/Investigate_Dataset

Performance and Revenue Analysis: Investigate TMDb dataset

Primary LanguageHTML

Investigate_Dataset

Blog Version:

https://prvnirupama.wordpress.com/2017/12/06/directorial-lens-imdb-dataset/

Overview

  • This Project is an Exploratory Data Analysis conducted on the TMDb dataset (a subset of IMDb dataset on Kaggle) provided via UdacityData Analyst NanoDegree [DAND] Resources.
  • It contains 2 CSV files with the cleaned data used for the data analysis. Data cleaning steps performed are mentioned in the .pynb files
  • Investigate_a_Dataset and Investigate_a_Dataset_TMDb are the initial passes of EDA used to formulate the Questions to be answered by detailed investigation.
  • Investigate_a_Dataset_TMDb_NirupamaPV.pynb is the final submission for Udacity’s DAND third assignment.
  • Investigate_a_Dataset_TMDb_Directors_NirupamaPV.pynb is my own EDA to see the dataset with an angle of Directorial Influence over movies, ratings and revenues.
  • .pynb files contain Markdowns (Git flavor) to explain steps and rationale of the analysis performed

Research Qs

Udacity DAND Assignment : Investigate_a_Dataset_TMDb_NirupamaPV.pynb

  • Research Question 1 : How are runtimes, popularity and revenues trending over time?
  • Research Question 2 : What variables are associated with the revenues of movies spanning the years?

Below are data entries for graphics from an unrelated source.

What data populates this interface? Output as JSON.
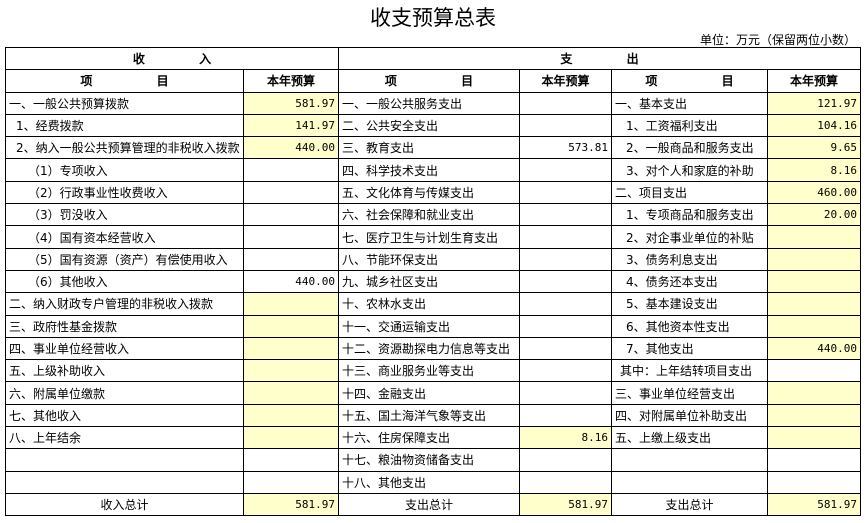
{
  "header": {
    "title": "收支预算总表",
    "unit": "单位：万元（保留两位小数）"
  },
  "table": {
    "groups": [
      "收 入",
      "支 出"
    ],
    "columns": [
      "项 目",
      "本年预算",
      "项 目",
      "本年预算",
      "项 目",
      "本年预算"
    ],
    "rows": [
      [
        "一、一般公共预算拨款",
        "581.97",
        "一、一般公共服务支出",
        null,
        "一、基本支出",
        "121.97"
      ],
      [
        "1、经费拨款",
        "141.97",
        "二、公共安全支出",
        null,
        "1、工资福利支出",
        "104.16"
      ],
      [
        "2、纳入一般公共预算管理的非税收入拨款",
        "440.00",
        "三、教育支出",
        "573.81",
        "2、一般商品和服务支出",
        "9.65"
      ],
      [
        "（1）专项收入",
        null,
        "四、科学技术支出",
        null,
        "3、对个人和家庭的补助",
        "8.16"
      ],
      [
        "（2）行政事业性收费收入",
        null,
        "五、文化体育与传媒支出",
        null,
        "二、项目支出",
        "460.00"
      ],
      [
        "（3）罚没收入",
        null,
        "六、社会保障和就业支出",
        null,
        "1、专项商品和服务支出",
        "20.00"
      ],
      [
        "（4）国有资本经营收入",
        null,
        "七、医疗卫生与计划生育支出",
        null,
        "2、对企事业单位的补贴",
        null
      ],
      [
        "（5）国有资源（资产）有偿使用收入",
        null,
        "八、节能环保支出",
        null,
        "3、债务利息支出",
        null
      ],
      [
        "（6）其他收入",
        "440.00",
        "九、城乡社区支出",
        null,
        "4、债务还本支出",
        null
      ],
      [
        "二、纳入财政专户管理的非税收入拨款",
        null,
        "十、农林水支出",
        null,
        "5、基本建设支出",
        null
      ],
      [
        "三、政府性基金拨款",
        null,
        "十一、交通运输支出",
        null,
        "6、其他资本性支出",
        null
      ],
      [
        "四、事业单位经营收入",
        null,
        "十二、资源勘探电力信息等支出",
        null,
        "7、其他支出",
        "440.00"
      ],
      [
        "五、上级补助收入",
        null,
        "十三、商业服务业等支出",
        null,
        "其中：上年结转项目支出",
        null
      ],
      [
        "六、附属单位缴款",
        null,
        "十四、金融支出",
        null,
        "三、事业单位经营支出",
        null
      ],
      [
        "七、其他收入",
        null,
        "十五、国土海洋气象等支出",
        null,
        "四、对附属单位补助支出",
        null
      ],
      [
        "八、上年结余",
        null,
        "十六、住房保障支出",
        "8.16",
        "五、上缴上级支出",
        null
      ],
      [
        null,
        null,
        "十七、粮油物资储备支出",
        null,
        null,
        null
      ],
      [
        null,
        null,
        "十八、其他支出",
        null,
        null,
        null
      ]
    ],
    "total": [
      "收入总计",
      "581.97",
      "支出总计",
      "581.97",
      "支出总计",
      "581.97"
    ]
  }
}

If so, how?

Self Project: Investigate_a_Dataset_TMDb_Directors_NirupamaPV.pynb

  • Research Question 1 : Over the years, who are the popular directors?
  • Research Question 2 : What are typical runtimes for directors? Is there a duration preferred by directors?
  • Research Question 3 : What are typical revenues for directors? Who are the most successful directors?
  • Research Question 4 : Is there a relation between popularity and revenue for directors?